Nunoz stopped and gave "BOB" an odd look, as though it was either a very stupid or a very intelligent question. He relaxed his grip ever so slightly. "Thees train? Thees train ees bound for Nowhere, Senor "BOB"!"

"I thought for sure you'd say 'Yucatan,' " "BOB" replied grimly.

Nunoz threw back his head and laughed long and loud. "A ha ha ha ha ha ha ha ha ha! A ha ha ha ha ha ha! You are a very funny fellow, Senor "BOB"! A very funny fellow indeed! A ha ha ha ha ha ha!" Nunoz gained control of himself with an effort and continued, his glowing red eyes fixed on "BOB" 's own: "But we will soon see who laughs last and loudest, will we not? There ees not much time left."

"Until what?" "BOB" asked, sensing that Nunoz referred to something other than his imminent and rash disposal over the rails of the caboose.

"Until eet ees over, of course!" Nunoz cried, his eyes sparkling with the mischievous delight of those who speak in riddles to those who truly want to learn the answers. He grew suddenly very serious. "Senor "BOB", I have warned you away from this path once before, and yet you have paid my warning no mind. I am hurt. Nevertheless, I will warn you once again, and request that you heed my words thees time: you can still turn around. There ees much you can do een thees life eef you but stray from the path you currently travel.

"If you do not, well, I can make no promises, you see, but I can almost guarantee with 100% certainty that you will come to regret your decision. You do not understand what you are getting yourself into; the temptations that lie before you are too strong for a mere mortal; your perspective ees altogether too narrow to comprehend the magnitude of the forces involved here, forces you may soon find arrayed against you. Eef you are not very careful you will soon begin to believe that you are some kind of on some kind of moral crusade, like a knight seeking the Holy Grail, or some other Royal Nonesuch! Clearly you are a lucky man, and that is a good theeng, but if you keep trying to do right it will be your undoing!"

Clenching his pipe between his teeth, "BOB" remembered something Mother Dobbs always said. "I'd rather be lucky than right any day!" he cried defiantly.

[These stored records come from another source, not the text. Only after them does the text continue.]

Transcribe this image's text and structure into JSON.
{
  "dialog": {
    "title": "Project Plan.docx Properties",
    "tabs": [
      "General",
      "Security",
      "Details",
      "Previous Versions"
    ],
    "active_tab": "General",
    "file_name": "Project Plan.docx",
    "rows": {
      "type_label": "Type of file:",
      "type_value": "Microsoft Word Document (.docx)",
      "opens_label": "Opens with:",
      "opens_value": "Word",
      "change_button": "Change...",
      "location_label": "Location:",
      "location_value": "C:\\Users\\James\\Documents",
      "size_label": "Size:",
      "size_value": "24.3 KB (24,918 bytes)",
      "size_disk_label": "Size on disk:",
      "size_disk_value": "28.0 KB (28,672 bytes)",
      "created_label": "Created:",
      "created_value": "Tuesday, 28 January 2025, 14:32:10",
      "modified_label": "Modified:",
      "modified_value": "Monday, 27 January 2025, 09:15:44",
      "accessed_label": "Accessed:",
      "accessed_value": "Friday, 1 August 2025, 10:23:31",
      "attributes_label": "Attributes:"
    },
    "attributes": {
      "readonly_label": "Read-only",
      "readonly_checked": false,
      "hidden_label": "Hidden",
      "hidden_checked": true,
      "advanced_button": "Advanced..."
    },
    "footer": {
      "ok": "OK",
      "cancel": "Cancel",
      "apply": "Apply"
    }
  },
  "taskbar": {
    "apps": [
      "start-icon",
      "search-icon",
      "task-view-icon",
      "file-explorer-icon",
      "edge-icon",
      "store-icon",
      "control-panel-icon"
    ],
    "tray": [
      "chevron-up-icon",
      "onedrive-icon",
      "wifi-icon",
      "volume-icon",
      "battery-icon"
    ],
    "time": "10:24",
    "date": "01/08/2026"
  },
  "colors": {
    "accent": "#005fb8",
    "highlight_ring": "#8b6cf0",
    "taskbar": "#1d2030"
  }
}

"A ha ha ha! Well spoken, well said, Senor "BOB"! I admire you, really, I do! But come, eet ees your time." Nunoz tugged irresistably at his arm.

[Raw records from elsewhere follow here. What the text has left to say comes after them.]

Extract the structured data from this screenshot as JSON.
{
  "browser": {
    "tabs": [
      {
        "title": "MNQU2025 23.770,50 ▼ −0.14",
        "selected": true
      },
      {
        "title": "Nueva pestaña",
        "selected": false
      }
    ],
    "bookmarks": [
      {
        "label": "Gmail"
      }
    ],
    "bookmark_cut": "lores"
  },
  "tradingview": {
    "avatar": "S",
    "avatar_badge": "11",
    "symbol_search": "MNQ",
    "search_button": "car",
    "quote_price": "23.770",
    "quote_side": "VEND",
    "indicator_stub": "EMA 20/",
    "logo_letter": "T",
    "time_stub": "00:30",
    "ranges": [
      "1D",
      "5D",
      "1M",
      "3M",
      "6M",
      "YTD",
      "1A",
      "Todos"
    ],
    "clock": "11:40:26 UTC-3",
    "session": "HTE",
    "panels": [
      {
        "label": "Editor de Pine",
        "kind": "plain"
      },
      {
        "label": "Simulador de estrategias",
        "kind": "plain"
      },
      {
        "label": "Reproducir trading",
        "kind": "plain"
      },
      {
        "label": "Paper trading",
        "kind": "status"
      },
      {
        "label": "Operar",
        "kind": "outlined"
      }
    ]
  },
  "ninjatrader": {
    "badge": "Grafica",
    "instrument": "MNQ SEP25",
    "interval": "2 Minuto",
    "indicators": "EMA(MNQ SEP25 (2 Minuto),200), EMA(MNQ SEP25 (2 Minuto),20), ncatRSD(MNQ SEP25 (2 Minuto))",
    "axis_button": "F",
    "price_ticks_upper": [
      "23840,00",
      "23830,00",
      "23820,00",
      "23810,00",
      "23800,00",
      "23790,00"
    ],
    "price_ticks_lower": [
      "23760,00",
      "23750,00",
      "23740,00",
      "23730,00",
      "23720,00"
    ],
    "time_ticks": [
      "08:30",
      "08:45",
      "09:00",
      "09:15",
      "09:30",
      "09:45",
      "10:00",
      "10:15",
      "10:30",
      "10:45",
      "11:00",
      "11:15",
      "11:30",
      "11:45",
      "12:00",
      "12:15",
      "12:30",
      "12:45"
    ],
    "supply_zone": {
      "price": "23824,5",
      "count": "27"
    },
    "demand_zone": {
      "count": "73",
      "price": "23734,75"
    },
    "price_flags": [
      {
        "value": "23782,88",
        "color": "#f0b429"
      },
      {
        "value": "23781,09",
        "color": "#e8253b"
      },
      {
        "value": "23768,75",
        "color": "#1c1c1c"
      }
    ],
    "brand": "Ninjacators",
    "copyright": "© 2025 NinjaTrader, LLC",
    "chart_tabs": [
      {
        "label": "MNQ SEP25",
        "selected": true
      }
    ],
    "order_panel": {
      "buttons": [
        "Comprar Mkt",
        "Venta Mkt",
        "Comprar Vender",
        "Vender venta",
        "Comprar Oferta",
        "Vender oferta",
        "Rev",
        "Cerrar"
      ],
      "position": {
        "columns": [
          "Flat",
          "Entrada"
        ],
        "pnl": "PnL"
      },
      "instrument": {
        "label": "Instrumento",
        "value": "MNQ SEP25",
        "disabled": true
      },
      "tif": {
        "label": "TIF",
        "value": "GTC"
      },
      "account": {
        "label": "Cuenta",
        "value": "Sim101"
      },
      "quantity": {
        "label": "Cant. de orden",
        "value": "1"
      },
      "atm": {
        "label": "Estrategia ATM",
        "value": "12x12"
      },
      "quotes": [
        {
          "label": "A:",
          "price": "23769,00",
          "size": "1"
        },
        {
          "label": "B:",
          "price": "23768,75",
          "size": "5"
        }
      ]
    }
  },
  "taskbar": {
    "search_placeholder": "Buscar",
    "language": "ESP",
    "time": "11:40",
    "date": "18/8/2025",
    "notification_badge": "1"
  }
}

"Wait!" "BOB" cried desperately. "Answer me one last question!"

Nunoz sighed impatiently. "You are testing me, Senor "BOB"; I am becoming exasperated. Very well! What ees your question?"

"What is that sound, that buzzing, sawing sound?" "BOB" studied the Mexican's queer eyes.

"That sound? Why, that is the sound of you snoring, Senor "BOB"! A ha ha ha ha ha ha!" And with that, Nunoz flung "BOB" from the train.